International career
- Years: Team / Apps / (Points)
- 2013–2014: Scotland U20 / 18 / (5)
- 2019–: Scotland / 8 / (0)
- 2024–: Scotland A / 2 / (0)

= D'Arcy Rae =

Scotland international rugby union player

D'Arcy Rae (born 21 December 1994) is a Scotland international rugby union player who plays for Edinburgh at the Tighthead Prop position.

==Rugby Union career==

===Amateur career===

Aged 17, Rae was part of the all conquering Ayr team of 2012–13 that won the Premier League, Scottish Cup and the Bill McLaren Shield, a unique treble that had only been achieved previously by Heriot's RFC. He was drafted to Marr in the Scottish Premiership for the 2017-18 season.

Rae has been drafted to Ayr in the Scottish Premiership for the 2018-19 season.

===Professional career===

Rae signed for the Glasgow Warriors in 2013–14. He is also a qualified community rugby coach. On 23 December 2014 he joined Treviso until the end of January 2015 and experienced playing in and winning the two Italian derbies against Zebre and also played against Ulster and Edinburgh.

He made his competitive debut for Glasgow Warriors on 6 February 2015 against Munster at Thormond Park. He became Glasgow Warrior No. 241. On 9 April 2015 he joined London Scottish on loan till the end of the 2014–15 season and played against Nottingham, Rotherham Titans, Leeds Carnegie and then experienced playing in the Championship playoff semi finals home and away against the eventual winners Worcester Warriors. He was contracted to Glasgow Warriors until 2017.

On 28 May 2021 it was announced that he would sign for Bath for the 2021-22 season. Rae stated:

I’ve loved my time here at Glasgow Warriors. Playing for my boyhood club has been a dream come true but it's time for a new challenge. I'm really excited for what's in front of me and looking forward to getting started at Bath.

In his first season prior to injury he played in 23 games for Bath in season 2021/22.

===International career===

Rae has represented Scotland at under-17, under-18 and has been capped 18 times at under-20 having played in two Junior World and two Six Nations Under-20 Championships.
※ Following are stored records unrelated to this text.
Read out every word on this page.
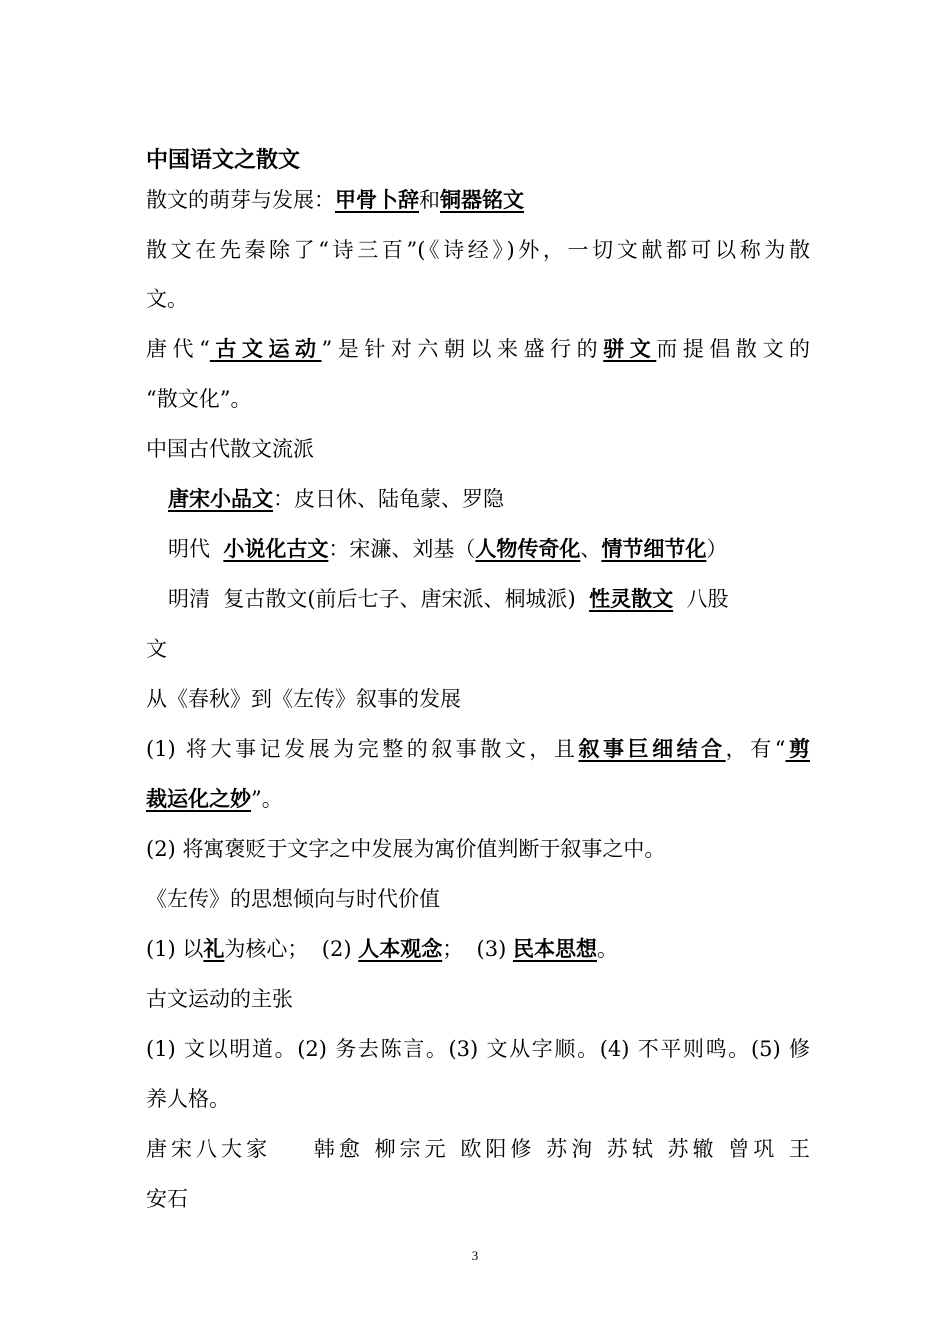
中国语文之散文
散文的萌芽与发展：甲骨卜辞和铜器铭文
散文在先秦除了“诗三百”(《诗经》)外，一切文献都可以称为散
文。
唐代“古文运动”是针对六朝以来盛行的骈文而提倡散文的
“散文化”。
中国古代散文流派
唐宋小品文：皮日休、陆龟蒙、罗隐
明代  小说化古文：宋濂、刘基（人物传奇化、情节细节化）
明清  复古散文(前后七子、唐宋派、桐城派)  性灵散文  八股
文
从《春秋》到《左传》叙事的发展
(1) 将大事记发展为完整的叙事散文，且叙事巨细结合，有“剪
裁运化之妙”。
(2) 将寓褒贬于文字之中发展为寓价值判断于叙事之中。
《左传》的思想倾向与时代价值
(1) 以礼为核心；  (2) 人本观念；  (3) 民本思想。
古文运动的主张
(1) 文以明道。(2) 务去陈言。(3) 文从字顺。(4) 不平则鸣。(5) 修
养人格。
唐宋八大家    韩愈 柳宗元 欧阳修 苏洵 苏轼 苏辙 曾巩 王
安石
3
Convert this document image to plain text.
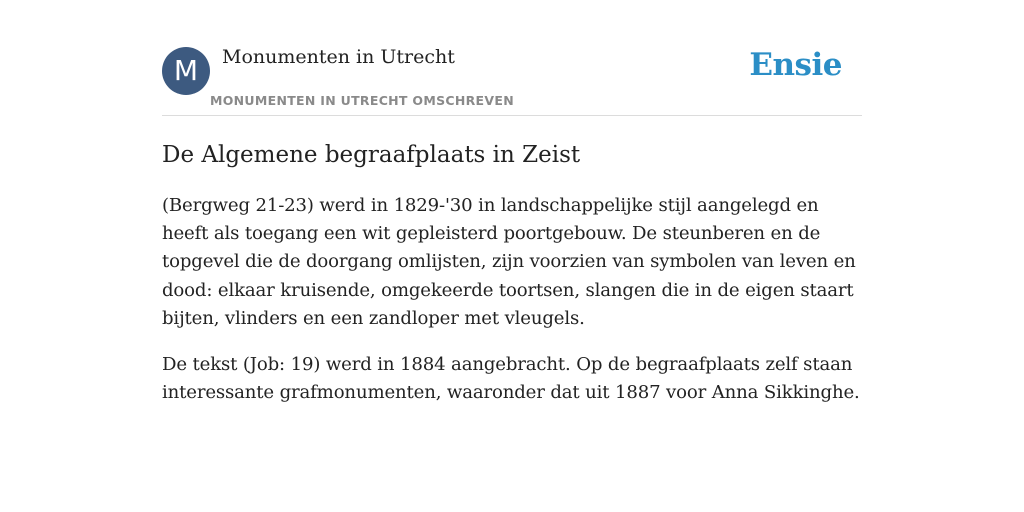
M	Monumenten in Utrecht
MONUMENTEN IN UTRECHT OMSCHREVEN
Ensie
De Algemene begraafplaats in Zeist

(Bergweg 21-23) werd in 1829-'30 in landschappelijke stijl aangelegd en heeft als toegang een wit gepleisterd poortgebouw. De steunberen en de topgevel die de doorgang omlijsten, zijn voorzien van symbolen van leven en dood: elkaar kruisende, omgekeerde toortsen, slangen die in de eigen staart bijten, vlinders en een zandloper met vleugels.

De tekst (Job: 19) werd in 1884 aangebracht. Op de begraafplaats zelf staan interessante grafmonumenten, waaronder dat uit 1887 voor Anna Sikkinghe.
During the 2014 Junior World Championship held in New Zealand Scotland had to make a powerful second-half comeback to beat their Italian counterparts during which D'arcy Rae made a magnificent break, charging a good 30-meter, to cross for the third score that sealed the victory that ensured Scotlands participation at the elite level in 2015.

He was one of three uncapped players selected by Gregor Townsend for the 2017 Scotland Summer tour of Singapore, Australia and Fiji and in January 2018 he was called up to the senior Scotland squad for the 2018 Six Nations Championship.

Rae received his first senior cap for Scotland against Ireland in the 2019 Six Nations Championship.

He played for Scotland 'A' on 6 February 2026 in their match against Italy XV.

===Coaching career===

Rae has agreed to be Marr's forward coach for season 2019 - 20.